If these poems can be seen as spiritual, which I think they can, then they are about spirituality which is very much connected to the body. As well as writing, Cora Greenhill is a dancer, and she runs dance workshops in England and Crete. It is in the poems about dancing that we see this spirit emerging from the page. 'Breathdance' tells how the poet is "drawn to a space on the ground! danced by the songs! and the big moving airs of morning." It is clear from her work, that dancing helps the poet to cope with the painful things in life, and it is with great honesty and clarity that she writes about this pain, and the liberating power of dance.
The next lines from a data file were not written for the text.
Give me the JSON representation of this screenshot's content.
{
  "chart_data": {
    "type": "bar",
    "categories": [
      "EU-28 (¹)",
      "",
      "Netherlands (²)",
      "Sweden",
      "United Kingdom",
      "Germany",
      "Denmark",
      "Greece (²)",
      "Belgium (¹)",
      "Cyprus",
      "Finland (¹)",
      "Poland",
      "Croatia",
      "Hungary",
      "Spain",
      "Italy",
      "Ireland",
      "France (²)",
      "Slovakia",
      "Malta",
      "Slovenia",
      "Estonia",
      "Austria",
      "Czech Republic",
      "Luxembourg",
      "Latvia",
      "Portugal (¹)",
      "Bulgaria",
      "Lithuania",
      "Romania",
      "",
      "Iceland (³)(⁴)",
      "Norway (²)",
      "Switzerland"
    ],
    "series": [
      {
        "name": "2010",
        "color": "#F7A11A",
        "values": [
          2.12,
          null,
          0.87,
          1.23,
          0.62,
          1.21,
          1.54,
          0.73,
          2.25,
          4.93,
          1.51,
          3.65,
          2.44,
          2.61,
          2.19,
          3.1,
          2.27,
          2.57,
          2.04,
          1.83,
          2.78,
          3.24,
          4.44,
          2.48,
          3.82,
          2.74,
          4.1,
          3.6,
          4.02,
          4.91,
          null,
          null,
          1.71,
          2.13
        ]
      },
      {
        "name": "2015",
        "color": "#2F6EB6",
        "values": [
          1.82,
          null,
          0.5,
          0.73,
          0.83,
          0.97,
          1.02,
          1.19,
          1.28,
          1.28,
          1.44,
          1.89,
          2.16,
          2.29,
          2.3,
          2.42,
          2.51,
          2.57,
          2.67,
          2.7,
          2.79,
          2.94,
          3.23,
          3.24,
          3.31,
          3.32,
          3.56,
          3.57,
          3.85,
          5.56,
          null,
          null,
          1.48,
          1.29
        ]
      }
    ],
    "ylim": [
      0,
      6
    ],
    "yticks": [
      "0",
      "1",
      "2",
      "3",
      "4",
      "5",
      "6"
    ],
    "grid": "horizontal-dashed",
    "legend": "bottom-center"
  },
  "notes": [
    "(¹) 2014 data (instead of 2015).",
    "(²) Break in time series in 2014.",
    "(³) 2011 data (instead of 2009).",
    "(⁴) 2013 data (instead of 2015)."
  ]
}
I recommend Deep in Time to anyone who loves poetry and who loves life - and if Cora is reading her work near you, then I urge you to go and see her in the poetic flesh! -- Elly Tamms - The Inky, June 2000

About the Author:
Born in 1947, an unplanned second child of the post-war baby boom, Cora Greenhill moved with her English family to Northern Ireland, where she grew up. She expresses mixed feelings about this displacement in the poem, Gone with the Fairies, 'This landscape marked me/indelibly as those who brought me here from England/ensuring I would always find my home/where I was stranger.'

She also found in the experience of rural life the seeds both of her passionate relationship to nature, 'I see a child of neither sex/wading brown bogwater/spiked with seeded rushes/metalled marigolds/and quilts of cuckoo flowers/-a distant place/where a soul could stretch awake.' And of her sense of the complexity of sexuality and gender: 'I ride in front of farmers' sons on tractors. My arms are smooth but theirs are rough with hair. I feel their squidgy things through overalls: I'd always known they're different down there. But men set snares for rabbits and boys know where.'

In the sixties Cora was at Warwick University with Germaine Greer as her tutor in romantic poetry. It was the latter's articulate passion for Shakespeare, Blake and Coleridge that Cora remembers, more than her feminism: The Female Eunuch was published a year after she graduated, but she feels that it was to be nearly a decade until she really 'got' feminism and 'almost gave up on men'. At the same period of her life she also gave up on the security of her teaching career, and embarked on a more precarious route of self discovery through writing and 'personal development work'. With her 9 year old son, she visited Crete for the first time with a tatty copy of Susan Evasdaughter's first draft of The Sacred Island, the first book she'd ever read about the Goddess. Everything changed, including her name, during that year. She moved to Sheffield, met her new partner (whom she married after a trial period of just eleven years), became a therapist, then a devotee and teacher of Gabrielle Roth's shamanic dancework. In the last ten years or so, she has visited Crete many more times and now runs dance and pilgrimage holidays there. She has written a novel set in ancient and modern Crete, published two volumes of poetry and many articles about her sense of the sacred, sexuality and creativity. She lives in the country which continually inspires her writing, but plans to celebrate her midlife crisis by finding a way to live in San Francisco for a year to study for an MA in Women's Spirituality.